A linked list is a weird data structure to use if the list elements
are just consecutive array elements.

> +/*
> + * Add page to list to be set as idle later.
> + */
> +static void pte_page_idle_proc_add(struct page *page,
> +                              unsigned long addr, struct mm_walk *walk)
> +{
> +       struct page *page_get = NULL;
> +       struct page_node *pn;
> +       int bit;
> +       unsigned long frames;
> +       struct page_idle_proc_priv *priv = walk->private;
> +       u64 *chunk = (u64 *)priv->buffer;
> +
> +       if (priv->write) {
> +               VM_BUG_ON(!page);
> +
> +               /* Find whether this page was asked to be marked */
> +               frames = (addr - priv->start_addr) >> PAGE_SHIFT;
> +               bit = frames % BITMAP_CHUNK_BITS;
> +               chunk = &chunk[frames / BITMAP_CHUNK_BITS];
> +               if (((*chunk >> bit) & 1) == 0)
> +                       return;

This means that BITMAP_CHUNK_SIZE is UAPI on big-endian systems,
right?
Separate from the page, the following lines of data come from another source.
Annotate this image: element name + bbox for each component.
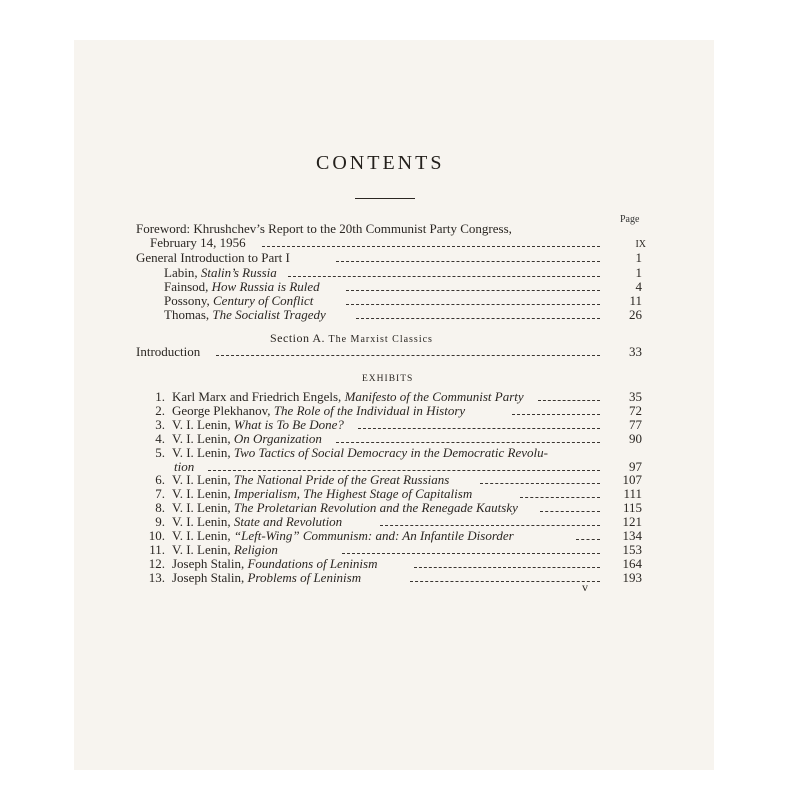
exhibit-page-number: 35: [629, 389, 642, 404]
exhibit-number: 7.: [155, 486, 165, 502]
exhibit-number: 1.: [155, 389, 165, 404]
leader-line: [480, 483, 600, 484]
exhibit-number: 2.: [155, 402, 165, 418]
title-rule: [355, 198, 415, 199]
toc-foreword-line1: Foreword: Khrushchev’s Report to the 20th Communist Party Congress,: [136, 221, 512, 236]
leader-line: [346, 290, 600, 291]
toc-general-intro: General Introduction to Part I: [136, 250, 290, 265]
toc-page-number: 4: [635, 279, 642, 294]
toc-foreword-line2: February 14, 1956: [150, 235, 246, 250]
exhibit-entry: V. I. Lenin, “Left-Wing” Communism: and: An Infantile Disorder: [172, 528, 514, 543]
exhibit-page-number: 72: [629, 402, 642, 418]
leader-line: [414, 567, 600, 568]
exhibit-entry: V. I. Lenin, State and Revolution: [172, 514, 343, 530]
toc-page-number: 26: [629, 307, 642, 322]
leader-line: [358, 428, 600, 429]
exhibit-entry: V. I. Lenin, Religion: [172, 541, 278, 557]
exhibit-page-number: 134: [622, 528, 642, 543]
leader-line: [342, 553, 600, 554]
leader-line: [356, 318, 600, 319]
toc-page-number: 33: [629, 344, 642, 359]
toc-entry: Possony, Century of Conflict: [164, 293, 314, 308]
toc-entry: Thomas, The Socialist Tragedy: [164, 307, 326, 322]
exhibit-number: 5.: [155, 444, 165, 460]
page-folio: v: [582, 580, 588, 594]
toc-entry: Labin, Stalin’s Russia: [164, 265, 277, 280]
exhibit-page-number: 90: [629, 430, 642, 446]
leader-line: [208, 470, 600, 471]
exhibit-entry: Joseph Stalin, Problems of Leninism: [172, 569, 362, 585]
exhibit-page-number: 164: [622, 555, 642, 571]
exhibit-entry: V. I. Lenin, On Organization: [172, 430, 322, 446]
exhibit-page-number: 193: [622, 569, 642, 585]
exhibit-number: 8.: [155, 500, 165, 516]
leader-line: [262, 246, 600, 247]
exhibit-number: 10.: [148, 528, 165, 543]
exhibit-entry: V. I. Lenin, What is To Be Done?: [172, 416, 344, 432]
leader-line: [576, 539, 600, 540]
toc-page-number: 1: [635, 250, 642, 265]
exhibit-number: 9.: [155, 514, 165, 530]
leader-line: [336, 442, 600, 443]
leader-line: [540, 511, 600, 512]
page-column-label: Page: [620, 214, 640, 225]
exhibit-number: 11.: [149, 541, 165, 557]
exhibit-number: 12.: [148, 555, 165, 571]
exhibit-entry: V. I. Lenin, The National Pride of the Great Russians: [172, 472, 450, 488]
leader-line: [288, 276, 600, 277]
page-title: CONTENTS: [316, 152, 445, 174]
exhibit-number: 4.: [155, 430, 165, 446]
exhibit-number: 13.: [148, 569, 165, 585]
exhibit-page-number: 77: [629, 416, 642, 432]
toc-page-number: 1: [635, 265, 642, 280]
exhibit-entry: George Plekhanov, The Role of the Individual in History: [172, 402, 466, 418]
leader-line: [512, 414, 600, 415]
exhibit-page-number: 115: [622, 500, 642, 516]
exhibit-page-number: 107: [622, 472, 642, 488]
exhibit-page-number: 111: [623, 486, 642, 502]
exhibit-entry: V. I. Lenin, Imperialism, The Highest Stage of Capitalism: [172, 486, 473, 502]
exhibits-heading: EXHIBITS: [362, 374, 414, 384]
exhibit-page-number: 121: [622, 514, 642, 530]
exhibit-entry: Karl Marx and Friedrich Engels, Manifesto of the Communist Party: [172, 389, 524, 404]
toc-page-number: IX: [635, 239, 646, 250]
leader-line: [520, 497, 600, 498]
toc-entry: Fainsod, How Russia is Ruled: [164, 279, 320, 294]
leader-line: [380, 525, 600, 526]
toc-section-intro: Introduction: [136, 344, 201, 359]
leader-line: [538, 400, 600, 401]
toc-page-number: 11: [629, 293, 642, 308]
exhibit-entry: V. I. Lenin, Two Tactics of Social Democracy in the Democratic Revolu-: [172, 444, 548, 460]
exhibit-page-number: 97: [629, 458, 642, 474]
exhibit-entry: V. I. Lenin, The Proletarian Revolution and the Renegade Kautsky: [172, 500, 518, 516]
leader-line: [410, 581, 600, 582]
exhibit-page-number: 153: [622, 541, 642, 557]
exhibit-entry: tion: [174, 458, 195, 474]
exhibit-number: 3.: [155, 416, 165, 432]
exhibit-number: 6.: [155, 472, 165, 488]
exhibit-entry: Joseph Stalin, Foundations of Leninism: [172, 555, 378, 571]
section-heading: Section A. The Marxist Classics: [270, 331, 433, 345]
leader-line: [336, 261, 600, 262]
leader-line: [216, 355, 600, 356]
leader-line: [346, 304, 600, 305]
My opinion is that it would be slightly nicer to design the
UAPI such that incrementing virtual addresses are mapped to
incrementing offsets in the buffer (iow, either use bytewise access or
use little-endian), but I'm not going to ask you to redesign the UAPI
this late.

[...]
> +ssize_t page_idle_proc_generic(struct file *file, char __user *ubuff,
> +                              size_t count, loff_t *pos, int write)
> +{
[...]
> +       down_read(&mm->mmap_sem);
[...]
> +
> +       if (!write && !walk_error)
> +               ret = copy_to_user(ubuff, buffer, count);
> +
> +       up_read(&mm->mmap_sem);

I'd move the up_read() above the copy_to_user(); copy_to_user() can
block, and there's no reason to hold the mmap_sem across
copy_to_user().

Sorry about only chiming in at v5 with all this.